This follows Judicial Commissioner (JC) Datuk Azhar Abdul Hamid wanting the defence, led by lawyers Tan Sri Muhammad Shafee Abdullah and New Sin Yew, to put in their written submissions on the sentencing before Azhar delivers the decision, as the JC noted that the SC, represented by deputy public prosecutor (DPP) Shoba Venu Gobal, had already provided the submissions on this in February.

“I noticed there is no submission tendered over sentencing by the defence. Hence, we will fix another date before the end of this year after Christmas for this,” Azhar said on Thursday (Dec 15).

Shafee earlier noted that the court can use its discretion to deliver the verdict first and the parties could submit on sentencing if the guilty verdict is upheld, while Shoba, who appeared with SC DPPs Mohd Izzuddin Mohamad and Mohd Hafiz Mohd Yusoff, also indicated the same.

However, Azhar preferred that the written submissions on the sentencing be put in by the defence and fixed Dec 28 to deliver his decision.
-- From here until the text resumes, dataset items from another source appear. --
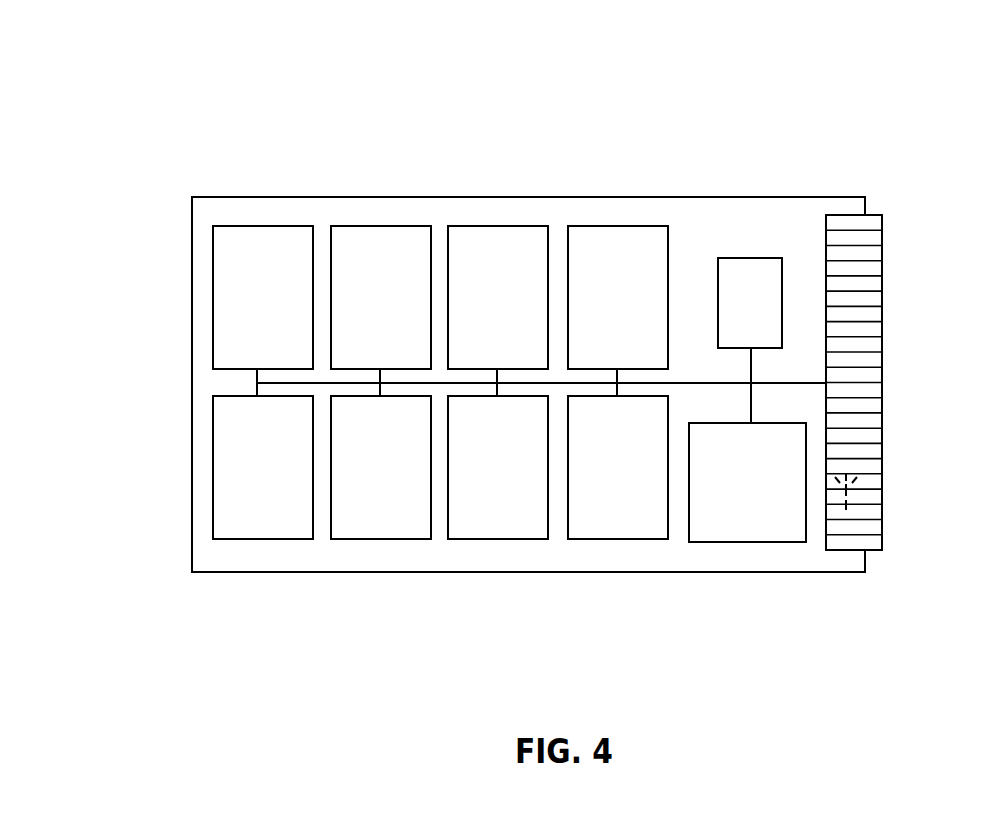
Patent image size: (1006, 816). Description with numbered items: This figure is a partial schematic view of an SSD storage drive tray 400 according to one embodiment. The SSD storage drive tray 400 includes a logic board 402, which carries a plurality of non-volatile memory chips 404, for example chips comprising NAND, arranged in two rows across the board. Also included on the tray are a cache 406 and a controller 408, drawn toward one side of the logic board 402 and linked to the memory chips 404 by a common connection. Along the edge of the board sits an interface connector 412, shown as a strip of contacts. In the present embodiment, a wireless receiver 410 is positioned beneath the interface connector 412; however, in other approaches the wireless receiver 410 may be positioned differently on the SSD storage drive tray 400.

The SSD storage drive tray 400 is at (108, 80).
The logic board 402 is at (166, 333).
The non-volatile memory chips 404 is at (262, 226).
The cache 406 is at (745, 258).
The controller 408 is at (728, 542).
The wireless receiver 410 is at (846, 486).
The interface connector 412 is at (882, 277).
The Sessions Court had in 2016 found 60-year-old Low, better known as Repco Low, guilty of market manipulation of Repco shares and sentenced him to five years' jail and a RM5 million fine, which he is presently appealing against.

The former chairman of Repco was charged under Section 84(1) of the Securities Industry Act 1983 for carrying out acts calculated to create a misleading appearance, with respect to the price of Repco shares on the Kuala Lumpur Stock Exchange on Dec 3, 1997.
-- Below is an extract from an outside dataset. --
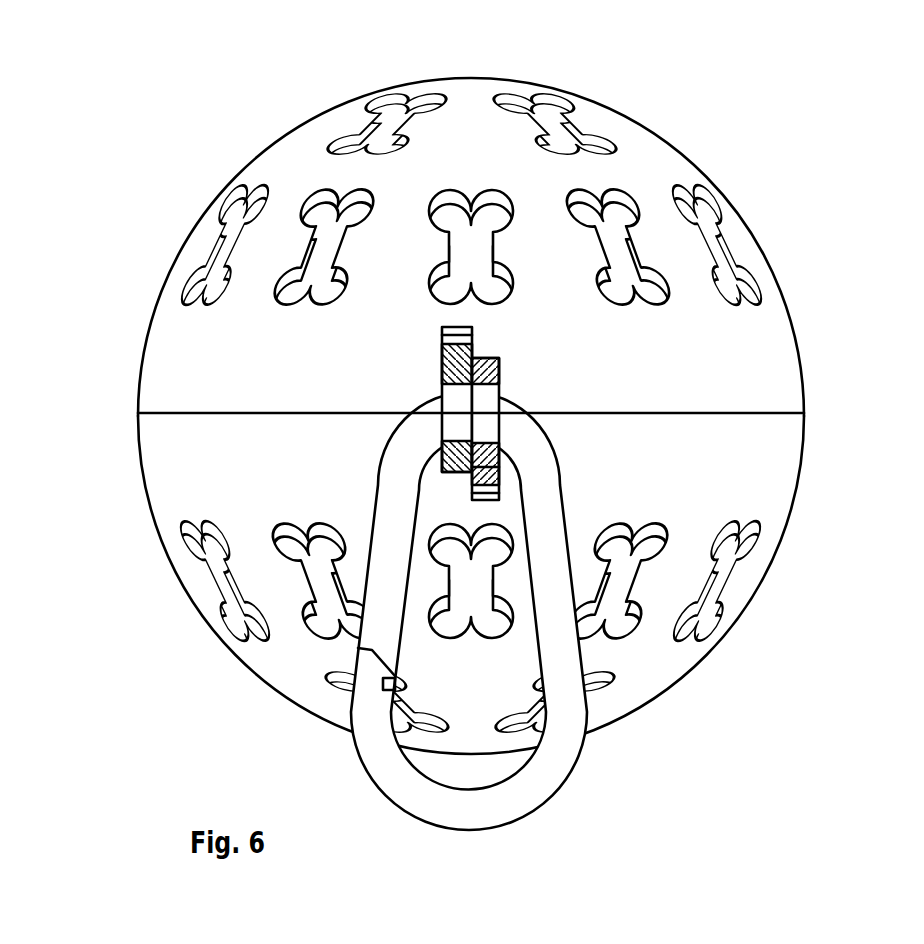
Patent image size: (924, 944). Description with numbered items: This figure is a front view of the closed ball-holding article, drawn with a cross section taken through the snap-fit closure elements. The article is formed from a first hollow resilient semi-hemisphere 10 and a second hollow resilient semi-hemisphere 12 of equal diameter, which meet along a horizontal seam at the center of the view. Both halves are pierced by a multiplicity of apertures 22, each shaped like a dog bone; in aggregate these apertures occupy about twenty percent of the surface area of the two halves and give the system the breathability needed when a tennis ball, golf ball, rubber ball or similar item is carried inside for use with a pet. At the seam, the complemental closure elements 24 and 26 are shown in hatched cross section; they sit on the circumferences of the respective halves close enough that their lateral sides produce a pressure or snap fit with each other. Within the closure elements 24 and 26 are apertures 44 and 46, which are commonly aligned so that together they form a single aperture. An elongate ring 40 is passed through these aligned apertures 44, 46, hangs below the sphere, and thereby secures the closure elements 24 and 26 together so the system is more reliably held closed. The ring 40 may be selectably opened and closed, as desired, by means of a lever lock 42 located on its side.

Low was initially acquitted without his defence being called, and the decision was upheld by the High Court. But the Court of Appeal reversed the decision and ordered him to enter his defence, and the trial resumed in the Sessions Court before another judge, which ended in his conviction.

In October, Low’s defence team submitted that the Sessions Court judge had erred in not taking into consideration the expert witness and empirical research to show that it was not market manipulation as alleged in the charge, but an averaging in.

The prosecution, meanwhile, said the Sessions Court did not err in its decision and the conviction as there was sufficient appreciation of evidence by the learned Sessions Court judge specific to the mens rea (criminal intent) of Low when he made the purchases of the Repco shares.